De kleine boerin kijkt geconcentreerd naar het Jeugdjournaal. Daar wordt gesproken over een onderzoek dat het Jeugdjournaal heeft uitgevoerd onder basisschoolkinderen. Het onderzoek ging over seks en over het feit dat een aanzienlijk deel van de basisschoolkinderen thuis nog nooit over seks heeft gepraat of voorlichting heeft gehad.
Nou de kleine boerin wel hoor, ze weet er alles van. Denkt ze. Over zaadjes, eitjes, baby’s krijgen enzovoorts.

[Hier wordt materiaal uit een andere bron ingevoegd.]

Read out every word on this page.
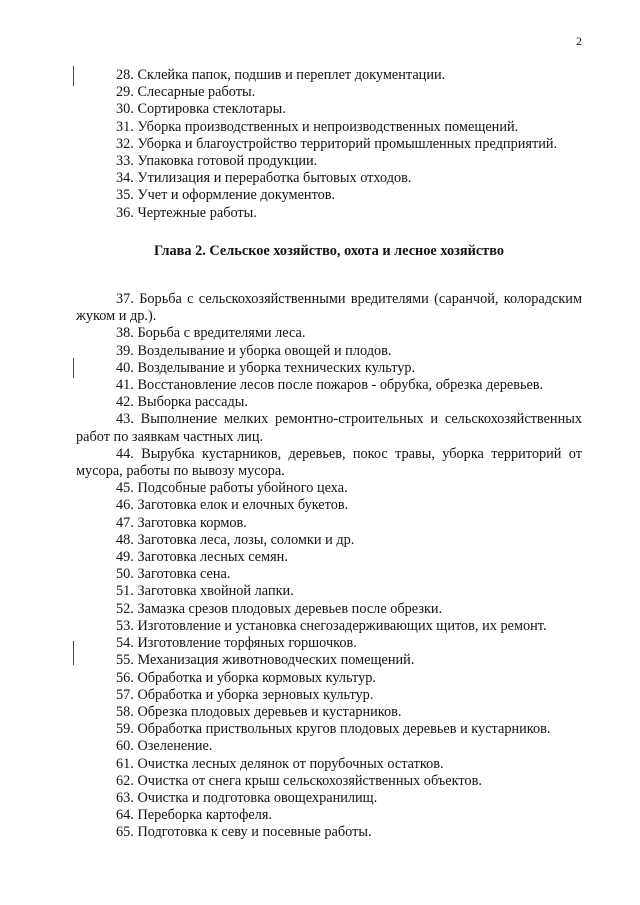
2

28. Склейка папок, подшив и переплет документации.

29. Слесарные работы.

30. Сортировка стеклотары.

31. Уборка производственных и непроизводственных помещений.

32. Уборка и благоустройство территорий промышленных предприятий.

33. Упаковка готовой продукции.

34. Утилизация и переработка бытовых отходов.

35. Учет и оформление документов.

36. Чертежные работы.

Глава 2. Сельское хозяйство, охота и лесное хозяйство

37. Борьба с сельскохозяйственными вредителями (саранчой, колорадским жуком и др.).

38. Борьба с вредителями леса.

39. Возделывание и уборка овощей и плодов.

40. Возделывание и уборка технических культур.

41. Восстановление лесов после пожаров - обрубка, обрезка деревьев.

42. Выборка рассады.

43. Выполнение мелких ремонтно-строительных и сельскохозяйственных работ по заявкам частных лиц.

44. Вырубка кустарников, деревьев, покос травы, уборка территорий от мусора, работы по вывозу мусора.

45. Подсобные работы убойного цеха.

46. Заготовка елок и елочных букетов.

47. Заготовка кормов.

48. Заготовка леса, лозы, соломки и др.

49. Заготовка лесных семян.

50. Заготовка сена.

51. Заготовка хвойной лапки.

52. Замазка срезов плодовых деревьев после обрезки.

53. Изготовление и установка снегозадерживающих щитов, их ремонт.

54. Изготовление торфяных горшочков.

55. Механизация животноводческих помещений.

56. Обработка и уборка кормовых культур.

57. Обработка и уборка зерновых культур.

58. Обрезка плодовых деревьев и кустарников.

59. Обработка приствольных кругов плодовых деревьев и кустарников.

60. Озеленение.

61. Очистка лесных делянок от порубочных остатков.

62. Очистка от снега крыш сельскохозяйственных объектов.

63. Очистка и подготовка овощехранилищ.

64. Переборка картофеля.

65. Подготовка к севу и посевные работы.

Ze wil graag met haar verkering drie kinderen en daar ben ik blij om. Twee jaar geleden wilde ze met diezelfde verkering nog acht kinderen dus ze heeft haar mening al bijgesteld naar iets realistischer hoeveelheden. Dat komt waarschijnlijk omdat ze ook nog dierenarts wil worden en paardentrainer en dan kun je er inderdaad geen acht kinderen bij hebben lopen. Ik zeg haar dat ze, op zijn vroegst pas over twintig jaar mag beginnen met deze ambitie. Die van de kinderen bedoel ik. Die andere twee ambities mogen al wat eerder vorm krijgen. “Maar dan ben ik al negenentwintig”, reageert ze verbaasd, “is negentien ook goed?” Nee dat is niet goed, dat is te vroeg. “Of nu al?”, probeert ze. Dat kan helemaal niet op je negende, vertel ik haar. “Waarom niet?”, vraagt ze. “Omdat je nog helemaal niet ongesteld bent geweest”, zeg ik, “je kunt pas kindjes krijgen als je ongesteld bent want dan pas is je lichaam in staat een kindje te laten groeien in de buik”.

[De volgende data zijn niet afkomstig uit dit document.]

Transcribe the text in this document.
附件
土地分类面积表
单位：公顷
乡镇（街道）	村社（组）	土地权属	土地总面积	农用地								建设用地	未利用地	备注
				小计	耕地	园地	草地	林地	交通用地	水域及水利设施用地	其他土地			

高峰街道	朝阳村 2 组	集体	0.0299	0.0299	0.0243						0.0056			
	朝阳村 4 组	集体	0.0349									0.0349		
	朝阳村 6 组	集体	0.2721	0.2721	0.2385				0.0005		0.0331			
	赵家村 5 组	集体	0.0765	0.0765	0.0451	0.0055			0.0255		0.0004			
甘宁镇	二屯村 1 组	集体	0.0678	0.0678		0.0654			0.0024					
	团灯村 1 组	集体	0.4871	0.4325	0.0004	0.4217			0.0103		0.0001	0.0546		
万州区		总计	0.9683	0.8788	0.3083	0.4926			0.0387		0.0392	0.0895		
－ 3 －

Bij nader inzien vindt ze negen jaar inderdaad wat aan de vroege kant. Ze is eigenlijk ook wel blij dat het bevruchte eitje t.z.t. in haar buik zit en niet ergens anders. Deze laatste snap ik niet helemaal. “Nou”, zegt ze, “ik ben blij dat ik later geen negen
maanden op het ei hoef te zitten om het uit te broeden”. Tja, het zal er wel mee te maken hebben dat tot de veestapel van Agroplaza geen kippen of ander gevogelte behoren.